3 les solutions proposées

3.1 construction des représentations

Pouvoir reconnaître un objet, c’est en avoir une forme de représentation invariante : si un consensus s’est dégagé ces dernières années en faveur de représentations analogues à des vues plutôt que des représentations en trois dimensions, il reste à déterminer comment et de quoi sont constituées ces vues.
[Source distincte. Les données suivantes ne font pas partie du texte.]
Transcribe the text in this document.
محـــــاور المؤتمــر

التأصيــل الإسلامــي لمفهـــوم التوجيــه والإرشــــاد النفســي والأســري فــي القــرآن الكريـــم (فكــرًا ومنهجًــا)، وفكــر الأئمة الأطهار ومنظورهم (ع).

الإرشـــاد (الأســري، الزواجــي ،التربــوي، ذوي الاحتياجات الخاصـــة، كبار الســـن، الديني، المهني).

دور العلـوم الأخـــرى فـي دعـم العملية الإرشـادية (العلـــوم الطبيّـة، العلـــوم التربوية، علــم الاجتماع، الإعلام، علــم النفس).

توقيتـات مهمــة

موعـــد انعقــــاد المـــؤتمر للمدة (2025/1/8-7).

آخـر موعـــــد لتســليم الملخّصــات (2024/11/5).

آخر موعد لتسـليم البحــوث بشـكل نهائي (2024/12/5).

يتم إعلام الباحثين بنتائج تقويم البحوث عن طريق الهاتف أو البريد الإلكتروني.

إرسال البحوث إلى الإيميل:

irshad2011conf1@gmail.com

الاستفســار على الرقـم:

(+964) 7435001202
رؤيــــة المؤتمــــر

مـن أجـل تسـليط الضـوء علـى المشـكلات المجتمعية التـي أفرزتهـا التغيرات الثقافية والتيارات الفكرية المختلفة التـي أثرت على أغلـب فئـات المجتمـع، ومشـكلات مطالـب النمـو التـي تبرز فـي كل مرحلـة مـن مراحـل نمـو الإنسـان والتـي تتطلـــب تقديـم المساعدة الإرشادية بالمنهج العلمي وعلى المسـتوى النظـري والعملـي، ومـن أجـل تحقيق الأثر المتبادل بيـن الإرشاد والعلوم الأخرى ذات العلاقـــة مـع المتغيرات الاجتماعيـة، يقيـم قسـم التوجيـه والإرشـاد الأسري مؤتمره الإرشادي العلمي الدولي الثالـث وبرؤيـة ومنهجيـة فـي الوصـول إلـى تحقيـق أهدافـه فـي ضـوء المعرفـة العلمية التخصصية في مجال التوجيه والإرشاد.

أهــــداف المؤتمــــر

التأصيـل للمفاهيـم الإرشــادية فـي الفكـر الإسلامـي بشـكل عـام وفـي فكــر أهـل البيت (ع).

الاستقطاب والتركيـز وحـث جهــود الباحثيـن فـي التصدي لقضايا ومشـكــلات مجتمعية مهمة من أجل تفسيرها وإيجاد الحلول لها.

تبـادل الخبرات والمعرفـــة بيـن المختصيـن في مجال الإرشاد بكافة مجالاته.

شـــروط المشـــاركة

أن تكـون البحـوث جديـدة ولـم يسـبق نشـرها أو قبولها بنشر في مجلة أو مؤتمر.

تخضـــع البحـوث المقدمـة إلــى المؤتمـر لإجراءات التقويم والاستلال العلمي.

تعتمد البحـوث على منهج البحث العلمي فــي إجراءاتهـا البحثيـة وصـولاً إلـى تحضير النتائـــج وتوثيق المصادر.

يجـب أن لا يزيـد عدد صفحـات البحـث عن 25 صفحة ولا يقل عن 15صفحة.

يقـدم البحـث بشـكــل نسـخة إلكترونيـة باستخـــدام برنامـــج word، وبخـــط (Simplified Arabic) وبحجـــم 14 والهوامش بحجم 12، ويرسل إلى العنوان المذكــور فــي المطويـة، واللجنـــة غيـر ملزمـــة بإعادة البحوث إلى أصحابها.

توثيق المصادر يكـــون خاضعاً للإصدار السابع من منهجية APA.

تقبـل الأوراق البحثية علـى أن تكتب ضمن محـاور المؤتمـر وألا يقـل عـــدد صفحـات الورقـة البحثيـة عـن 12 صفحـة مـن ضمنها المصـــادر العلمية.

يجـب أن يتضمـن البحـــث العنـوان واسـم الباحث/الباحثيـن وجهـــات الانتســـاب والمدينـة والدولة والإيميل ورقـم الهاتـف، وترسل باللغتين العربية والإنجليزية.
L’utilisation des vues ne semble poser de problèmes à aucun modèle : celui qui en est le plus éloigné par sa conception, celui de Hummel et Biederman, peut s’accommoder très bien d’un encodage dépendant de la vue dans ses couches hautes, à partir du « vocabulaire » descriptif réalisé dans ses couches 3 et 5. Quant au problème de la variabilité entre les vues d’un même objet, il peut être résolu par un mécanisme d’encodage distribué (à grande sélectivité grâce aux propriétés de dépression synaptique, Abbott et al. 1997), comme dans le modèle de Wallis et Rolls qui réalise aussi par feature matching une sorte d’interpolation des vues déjà encodées de manière analogue à l’interpolation prévue par les modèles du template matching. L’alternative se situe plutôt à propos de ce vocabulaire descriptif de vues : la construction des représentations visuelles se fait-elle à partir d’une description structurale, d’une construction progressive de traits réguliers, ou de transformations qui maintiennent la structure d’image ?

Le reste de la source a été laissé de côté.